Re: Eventually we will reach peak phone

"In my limited experience one of the biggest issues with older phones is lack of memory."

Let's be clear. Do you mean lack of memory (as in RAM) or lack of storage (as in flash memory)?

For the former, as apps get upgraded, the baseline for their usability rises with them. It's why I eventually had to stop using my Note 4, as every app I tended to use got put to sleep, sometimes even while I was using them.

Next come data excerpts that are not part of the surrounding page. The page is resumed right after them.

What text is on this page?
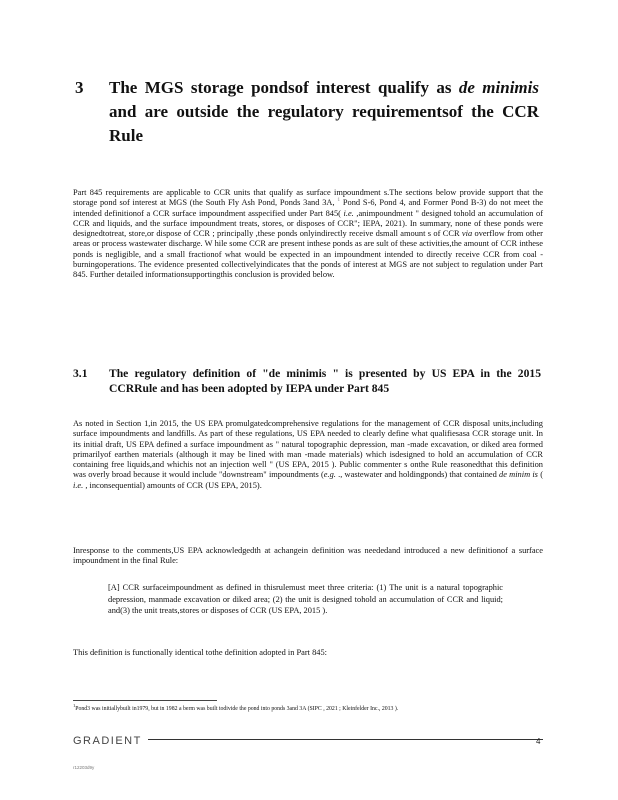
3 The MGS storage pondsof interest qualify as de minimis and are outside the regulatory requirementsof the CCR Rule
Part 845 requirements are applicable to CCR units that qualify as surface impoundment s.The sections below provide support that the storage pond sof interest at MGS (the South Fly Ash Pond, Ponds 3and 3A, $^1$ Pond S-6, Pond 4, and Former Pond B-3) do not meet the intended definitionof a CCR surface impoundment asspecified under Part 845( i.e. ,animpoundment " designed tohold an accumulation of CCR and liquids, and the surface impoundment treats, stores, or disposes of CCR"; IEPA, 2021). In summary, none of these ponds were designedtotreat, store,or dispose of CCR ; principally ,these ponds onlyindirectly receive dsmall amount s of CCR via overflow from other areas or process wastewater discharge. W hile some CCR are present inthese ponds as are sult of these activities,the amount of CCR inthese ponds is negligible, and a small fractionof what would be expected in an impoundment intended to directly receive CCR from coal -burningoperations. The evidence presented collectivelyindicates that the ponds of interest at MGS are not subject to regulation under Part 845. Further detailed informationsupportingthis conclusion is provided below.
3.1 The regulatory definition of "de minimis " is presented by US EPA in the 2015 CCRRule and has been adopted by IEPA under Part 845
As noted in Section 1,in 2015, the US EPA promulgatedcomprehensive regulations for the management of CCR disposal units,including surface impoundments and landfills. As part of these regulations, US EPA needed to clearly define what qualifiesasa CCR storage unit. In its initial draft, US EPA defined a surface impoundment as " natural topographic depression, man -made excavation, or diked area formed primarilyof earthen materials (although it may be lined with man -made materials) which isdesigned to hold an accumulation of CCR containing free liquids,and whichis not an injection well " (US EPA, 2015 ). Public commenter s onthe Rule reasonedthat this definition was overly broad because it would include "downstream" impoundments (e.g. ., wastewater and holdingponds) that contained de minim is ( i.e. , inconsequential) amounts of CCR (US EPA, 2015).
Inresponse to the comments,US EPA acknowledgedth at achangein definition was neededand introduced a new definitionof a surface impoundment in the final Rule:
[A] CCR surfaceimpoundment as defined in thisrulemust meet three criteria: (1) The unit is a natural topographic depression, manmade excavation or diked area; (2) the unit is designed tohold an accumulation of CCR and liquid; and(3) the unit treats,stores or disposes of CCR (US EPA, 2015 ).
This definition is functionally identical tothe definition adopted in Part 845:
$^1$Pond3 was initiallybuilt in1979, but in 1982 a berm was built todivide the pond into ponds 3and 3A (SIPC , 2021 ; Kleinfelder Inc., 2013 ).
GRADIENT	4
r12203d9y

When it comes to storage, most apps only keep the most recent version and maybe one backup. The new version simply replaces the old one in storage, much like how you upgrade computer programs. Uninstalling and reinstalling may recover some space, but this is usually cache and other assorted cruft that comes with the use of the app. If the app itself is big (and getting bigger with each update), you're going to use it up no matter what.

Complexity has broken computer security, says academic who helped spot Meltdown and Spectre flaws

Charles 9

Re: So tiresome

"One in a hundred is not unusual. I would call that a bad model for security."

But the point is, evolution tends to take everything into consideration to get the odds right. 1-in-100 odds? Use Strength in Numbers, but you notice that doesn't happen for larger animals like cows. Ruminants tend to have stay on the hoof, thus their young are born live and tend to be able to get up and move quickly afterward, for that reason.

"Take the deer. With excellent hearing, speed, and eyesight, they represent a significant difficulty for predators. Humans work in teams to exhaust them."

Not just humans. There's a reason wolves, coyotes, and related predator species tend to work in packs. Even lions tend to gang up on their prey. Thing is, they don't tend to carry their food around with them, and one maybe two tends to keep them full, so it's not like they herd huge numbers off cliffs; doesn't fit their style.

"Random processes do a lousy job when faced with custom-designed countermeasures. Just don't."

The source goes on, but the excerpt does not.